TRZECIA grupa to z kolei oczywiście dobrze nam znana ciągota do władzy i bogactwa. Medialność służy tu do osiągnięcia celów. Osoby tego typu sprzedają takie kłamstwa jakie ludzie kupią z pełną premedytacją i bezprecedensowo wykorzystując wszystkie dostępne sztuczki manipulacyjne jakie znają. są wiec zawsze nienagannie ubrani. Doskonale się wyrażają, nie strzelają gaf i zawsze trzymają się "poprawności politycznej" Liczy się tylko cel a celem nie jest ani popularność ani uwielbienie tłumów tylko władza, bogactwo i kontrola.
Oczywiście chyba nie muszę pisać kogo można tu podać za przykład.
Ale nie to, że jest jak jest, jest problemem.
Od dziecka uczy się nas zaufania właśnie do tych dwóch ostatnich typów ludzi. Wpaja się nam że to jak zachowują się na wizji rządni sławy narcyzi oraz wystrojone kukły z TV, jest właśnie wzorcem jaki należy naśladować i niepostrzeżenie wtłacza się nam zaufanie do osób które noszą i zachowują się w podobny sposób.
Niestety jedyne co można an tym polu zrobić to moim zdaniem zrewidować swoją głowę i wyrzucić na śmietnik cały dotychczasowy sposób myślenia i oceniania ludzi. Jedynie podchodząc bez uprzedzeń i przekonań można właściwie ocenić ludzi i ich zamiary.
Osobiste traumy
Zasadniczo to jest temat na inny wpis ponieważ można by tu napisać wiele książek a nie tylko artykułów. Jednak warto zauważyć że w najgorsze gó**o tak na prawdę wpakujemy się nie przez wszystkie powyższe pułapki a przez to że nie zrobiliśmy wciąż porządku z sobą samym...
Chcecie więc zmieniać świat? Zacznijcie od siebie. W szambie całego tego syfu jest tylko jedna rzecz która jest prawdziwa i nie da się jej podrobić, zwieźć na manowce lub te wpędzić w kłopoty. Nasza osobista droga samorozwoju.

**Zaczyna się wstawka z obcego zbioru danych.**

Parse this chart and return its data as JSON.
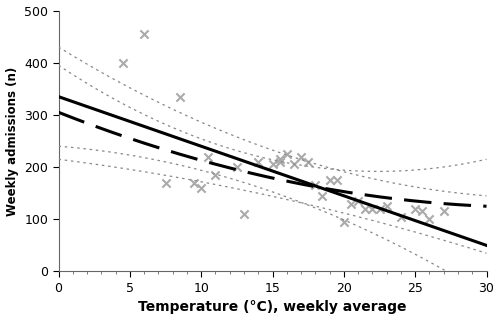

To nie rewolucje zmieniają świat tylko zwykli ludzie prowadzący niezwykłe ciche życia zgodne z naturalnym porządkiem. Ludzie którzy niestrudzenie dążą do tego co jest właściwe i dobre budując to wokół siebie.

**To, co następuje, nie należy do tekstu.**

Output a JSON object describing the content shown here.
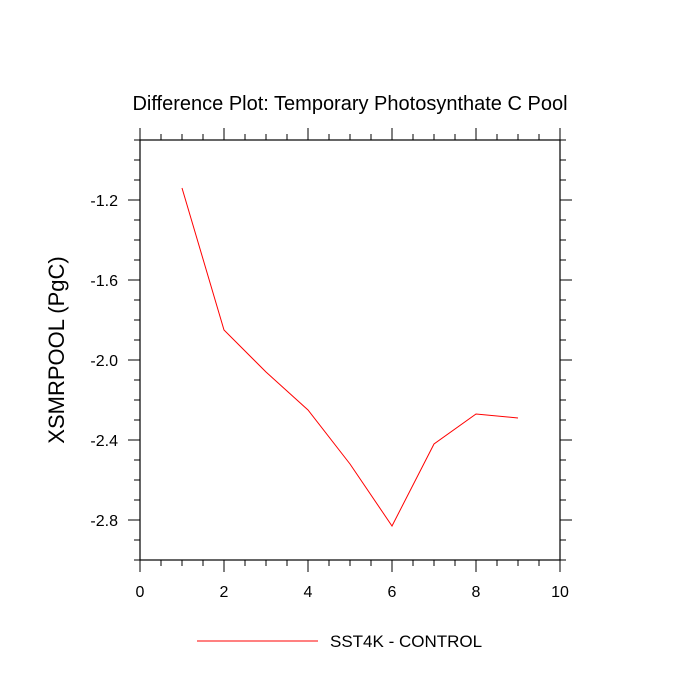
{
  "chart_data": {
    "type": "line",
    "title": "Difference Plot: Temporary Photosynthate C Pool",
    "xlabel": "",
    "ylabel": "XSMRPOOL  (PgC)",
    "xlim": [
      0,
      10
    ],
    "ylim": [
      -3.0,
      -0.9
    ],
    "xticks": [
      0,
      2,
      4,
      6,
      8,
      10
    ],
    "xtick_labels": [
      "0",
      "2",
      "4",
      "6",
      "8",
      "10"
    ],
    "yticks": [
      -2.8,
      -2.4,
      -2.0,
      -1.6,
      -1.2
    ],
    "ytick_labels": [
      "-2.8",
      "-2.4",
      "-2.0",
      "-1.6",
      "-1.2"
    ],
    "legend_position": "bottom-center",
    "grid": false,
    "series": [
      {
        "name": "SST4K - CONTROL",
        "color": "#ff0000",
        "x": [
          1,
          2,
          3,
          4,
          5,
          6,
          7,
          8,
          9
        ],
        "y": [
          -1.14,
          -1.85,
          -2.06,
          -2.25,
          -2.52,
          -2.83,
          -2.42,
          -2.27,
          -2.29
        ]
      }
    ]
  }
}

To właśnie dlatego nikt za nas nie zmieni ani nie naprawi naszego zepsutego świata tylko musimy go zmienić wspólnie robiąc różnicę w tym jak postępujemy.
Nieważne czy są to czasy w których psychopaci gonią nas ze strzykawkami czy też, wojna zbiera srogie żniwo.
Najważniejsze to odnaleźć w tym wszystkim siebie i nie dać się zwariować Świata nie zmienimy świat się zmieni gdy my nie pozwolimy się przez niego zdeprawować.
Pozdrawiam
Cyt. “Chcecie więc zmieniać świat? Zacznijcie od siebie. W szambie całego tego syfu jest tylko jedna rzecz która jest prawdziwa i nie da się jej podrobić, zwieźć na manowce lub te wpędzić w kłopoty. Nasza osobista droga samorozwoju.
To nie rewolucje zmieniają świat tylko zwykli ludzie prowadzący niezwykłe ciche życia zgodne z naturalnym porządkiem. Ludzie którzy niestrudzenie dążą do tego co jest właściwe i dobre budując to wokół siebie.”
i jeszcze to
Niestety jedyne co można an tym polu zrobić to moim zdaniem zrewidować swoją głowę i wyrzucić na śmietnik cały dotychczasowy sposób myślenia i oceniania ludzi. Jedynie podchodząc bez uprzedzeń i przekonań można właściwie ocenić ludzi i ich zamiary.”
Powyższe słowa powinne być uważane za conajmnie “święte” i nimi to należałoby się kierować w obecnych, zdegenerowanych czasach. Taka postawa rozwiązuje absolutną większość naszych problemów, wynikających z przekonania o jedynie własnej nieomylności i traktowania wszystkich pozostałych jak idiotów. Owszem, są i tacy ale są oni produktem ubocznym wszechobecnej awersji , chciwości i zwykłej głupoty. W tym całym burdlu wszyscy się napier…lają z wszystkomi i oczywiście wszyscy oni z osobna są oświeconymi patriotami mającymi.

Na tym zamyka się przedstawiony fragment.